# Cheer me up !



## garhtr (Jan 12, 2009)

This weather has me down, no safe ice and a low of 15 tonight might make for tough conditions tomorrow  
How about a story to cheer your fellow anglers up until Saturday. 
I'm certain if you've fished many days you've see something on the water that has made you laugh, how about sharing.
I once took a youngster, maybe 5 years old, on his first ice fishing trip. It was a perfect day for a kid, 50 degrees, a farm pond loaded with gills, at least 6" of ice and the fish were hungry. Rapidly we had several gills on the ice when I noticed the youngster had stopped fishing and had a pair of "flopping" fish pinned down with each of his hands and he was holding them tight against the ice. 
When I questioned him about what he was doing -- he said
" They're trying to break the ice with their tales " 
To this day I'm not certain if he was serious and actually though our fish could escape or at 5 he was just pulling my chain, 40 years ago and still makes me laugh.
Gotta story to cheer us up ? ?
Good luck and good fishing !


----------



## Workingman (Jan 21, 2016)

Don't have a story, but why didn't Cinderella win very many basketball games?


----------



## Workingman (Jan 21, 2016)

She had a pumpkin for a coach!


----------



## kingofamberley (Jul 11, 2012)

In a remote creek that I rarely see any sign of other people in, one day I rounded a bend and saw a middle aged woman in her thong undies and her dog splashing around in the water. I didn’t want to alarm her but it was clear that she didn’t notice me, so I kept my distance and pretended to be totally engaged in my fishing, while being a little extra noisy with my process to maybe alert her to my presence as I intended to pass her and work my way upstream. Well it worked, and she flew out of the water to her clothes so fast that you’d have thought she were bit by a piranha. I didn’t mean to ruin her time and by this point I feel pretty guilty. She shuffled past me with her dog muttering something about how it’s time to go anyways and disappeared in to the trees. There aren’t any houses near that spot so I’m not sure where she came from or went to.

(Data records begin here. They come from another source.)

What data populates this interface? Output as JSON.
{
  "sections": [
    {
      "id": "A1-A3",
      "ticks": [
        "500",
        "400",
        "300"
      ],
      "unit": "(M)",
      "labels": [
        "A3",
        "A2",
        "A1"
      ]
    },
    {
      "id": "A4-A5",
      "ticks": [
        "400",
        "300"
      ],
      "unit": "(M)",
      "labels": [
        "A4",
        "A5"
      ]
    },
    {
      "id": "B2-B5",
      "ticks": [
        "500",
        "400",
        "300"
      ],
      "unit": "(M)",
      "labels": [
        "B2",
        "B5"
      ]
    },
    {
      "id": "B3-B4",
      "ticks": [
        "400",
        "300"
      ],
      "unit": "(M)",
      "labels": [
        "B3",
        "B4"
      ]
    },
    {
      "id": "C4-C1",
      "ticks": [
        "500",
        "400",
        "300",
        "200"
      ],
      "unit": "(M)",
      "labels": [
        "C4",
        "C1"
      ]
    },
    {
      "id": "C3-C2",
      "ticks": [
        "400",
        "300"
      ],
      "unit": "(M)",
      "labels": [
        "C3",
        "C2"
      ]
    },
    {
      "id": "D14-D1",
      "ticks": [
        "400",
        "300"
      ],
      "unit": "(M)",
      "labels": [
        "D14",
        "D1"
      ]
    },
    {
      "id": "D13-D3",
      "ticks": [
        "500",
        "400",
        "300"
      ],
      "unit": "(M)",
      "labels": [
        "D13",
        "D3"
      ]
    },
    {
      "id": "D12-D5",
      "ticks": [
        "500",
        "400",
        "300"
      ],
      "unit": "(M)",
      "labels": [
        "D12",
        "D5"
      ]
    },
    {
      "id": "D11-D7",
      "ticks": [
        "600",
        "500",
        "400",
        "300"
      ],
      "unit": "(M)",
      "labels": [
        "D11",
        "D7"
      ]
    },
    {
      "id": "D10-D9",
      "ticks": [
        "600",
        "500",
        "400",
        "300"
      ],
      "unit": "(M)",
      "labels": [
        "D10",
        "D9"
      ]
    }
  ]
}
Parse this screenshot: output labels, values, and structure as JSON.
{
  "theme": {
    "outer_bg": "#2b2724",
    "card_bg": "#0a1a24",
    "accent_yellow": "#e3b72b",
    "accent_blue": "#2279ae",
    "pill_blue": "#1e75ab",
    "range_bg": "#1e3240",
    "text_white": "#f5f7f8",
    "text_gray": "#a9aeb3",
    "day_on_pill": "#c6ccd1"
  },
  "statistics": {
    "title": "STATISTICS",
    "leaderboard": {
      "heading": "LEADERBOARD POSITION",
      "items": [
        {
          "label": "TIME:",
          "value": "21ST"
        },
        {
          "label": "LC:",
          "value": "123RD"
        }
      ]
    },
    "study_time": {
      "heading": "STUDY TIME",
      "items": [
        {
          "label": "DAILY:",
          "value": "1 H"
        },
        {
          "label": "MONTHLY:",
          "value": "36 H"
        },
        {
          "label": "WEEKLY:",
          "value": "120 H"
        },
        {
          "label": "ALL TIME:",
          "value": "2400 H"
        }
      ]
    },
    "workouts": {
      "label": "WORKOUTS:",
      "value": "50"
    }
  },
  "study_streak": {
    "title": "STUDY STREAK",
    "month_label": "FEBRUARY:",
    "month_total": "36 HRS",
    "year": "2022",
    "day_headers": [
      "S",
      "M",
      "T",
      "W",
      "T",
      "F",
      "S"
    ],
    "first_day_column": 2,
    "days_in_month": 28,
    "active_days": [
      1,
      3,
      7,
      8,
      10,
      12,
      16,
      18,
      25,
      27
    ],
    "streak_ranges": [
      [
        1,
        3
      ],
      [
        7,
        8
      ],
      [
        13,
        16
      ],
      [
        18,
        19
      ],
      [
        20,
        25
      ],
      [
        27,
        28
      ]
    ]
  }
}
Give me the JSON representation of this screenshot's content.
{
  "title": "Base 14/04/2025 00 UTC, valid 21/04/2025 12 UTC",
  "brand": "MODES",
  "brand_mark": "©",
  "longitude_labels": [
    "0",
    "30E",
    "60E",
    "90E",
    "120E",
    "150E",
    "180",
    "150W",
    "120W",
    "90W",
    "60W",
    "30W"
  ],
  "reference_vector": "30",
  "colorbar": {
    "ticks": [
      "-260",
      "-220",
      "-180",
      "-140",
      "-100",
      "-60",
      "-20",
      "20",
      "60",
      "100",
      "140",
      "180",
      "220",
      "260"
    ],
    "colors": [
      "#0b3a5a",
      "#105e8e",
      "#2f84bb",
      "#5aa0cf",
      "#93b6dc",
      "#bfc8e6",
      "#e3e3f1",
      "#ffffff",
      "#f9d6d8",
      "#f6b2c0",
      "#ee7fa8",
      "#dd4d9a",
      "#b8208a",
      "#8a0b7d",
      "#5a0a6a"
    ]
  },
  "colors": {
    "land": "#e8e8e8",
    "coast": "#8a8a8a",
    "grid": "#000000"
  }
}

I think OSG had a similar story about nearly naked girls in the river. You never know what you’ll find when you go fishing.


Sent from my iPhone using Tapatalk


----------



## DJA (Jun 18, 2004)

Could you be more specific in regards to the location of this encounter


----------



## Shad Rap (Nov 10, 2010)

DJA said:


> Could you be more specific in regards to the location of this encounter


Sounds like a honey hole...


----------



## stonen12 (May 13, 2019)

The last three read all in one really cheered me up. Lol last Monday I was fishing the mad with a friend and I caught a nice brown and I asked him to take a picture, he said sure I proceeded to hand him my phone and he then dropped it as I was trying to remove the hook, he yelled with much anxiety, lucky for him the net caught the phone and the phone unhooked the fish. He was a nervous wreck the rest of the trip. It wouldn’t of been the first phone I lost in the river so I was not worried at all! Insurance is a great thing!


----------



## Southernsaug (May 23, 2019)

Stonen12....I learned the hard way not to keep my phone in a shirt pocket or on a belt. I lost one each way. Both in twenty to Thirty feet of water.


----------



## stonen12 (May 13, 2019)

Yeah, no fun loosing them but his reaction was priceless


----------



## floater99 (May 21, 2010)

I once watched my dad juggle his false teeth from going into the drink and his fishing rod at the same time I still laugh thinking about it


----------



## katfish ken (Feb 5, 2010)

Many years ago I was in W.Va early one spring trout fishing . Weather was much on the miserably side, drizzly rain that turned to snow. When the rain turned to snow it was big old wet flakes. Those trout started raising to the top and grabbing them snow flakes. I switched over to a small white bucktail streamer I had tied up. Needless to say I caught trout like there was no tomorrow.


----------



## bustedrod (May 13, 2015)

ice fishin a bunch of years ago my bud and i were sitting there pulling up some gills when all of a sudden a muskrat popped up out of the hole ran accross to the other hole and plop there he go. was so funny .......another time i think we were at mosquito ice fishin, there was great ice and it was snowing sideways , about 30 yds away some guys were in there hut throwing fish out on the ice, well there was a heron standing there and every time a fish came out the hut that bird gobbled it down, this went on for a minute and when the guys came out to stretch they were lookin for there fish, i was laughing so hard i almost couldnt tell them that bird had scarfed them down.


----------



## garhtr (Jan 12, 2009)

Great stories and thanks for sharing them.
I've kept a duck hunting log for nearly 40 seasons and always jotted down humorous events that occurred on the marsh and there have been many. Looking through my duck log always makes me laugh and I wish I had kept a fishing log to jog my memory of long forgotten fishing trips.
Today's forecast is also making me smile, unfortunately rain for the next couple of days but that's Spring.
Good luck and good fishing !


----------



## Nauti cat (Nov 30, 2009)

I was taking flying lessons out of Sky Park in Wadsworth and my instructor had me keep flying the pattern instead of landing turned out there was a couple skinny dipping in a small creek. I couldn't see until he had me make a hard right bank and look out his side the he made me land.


----------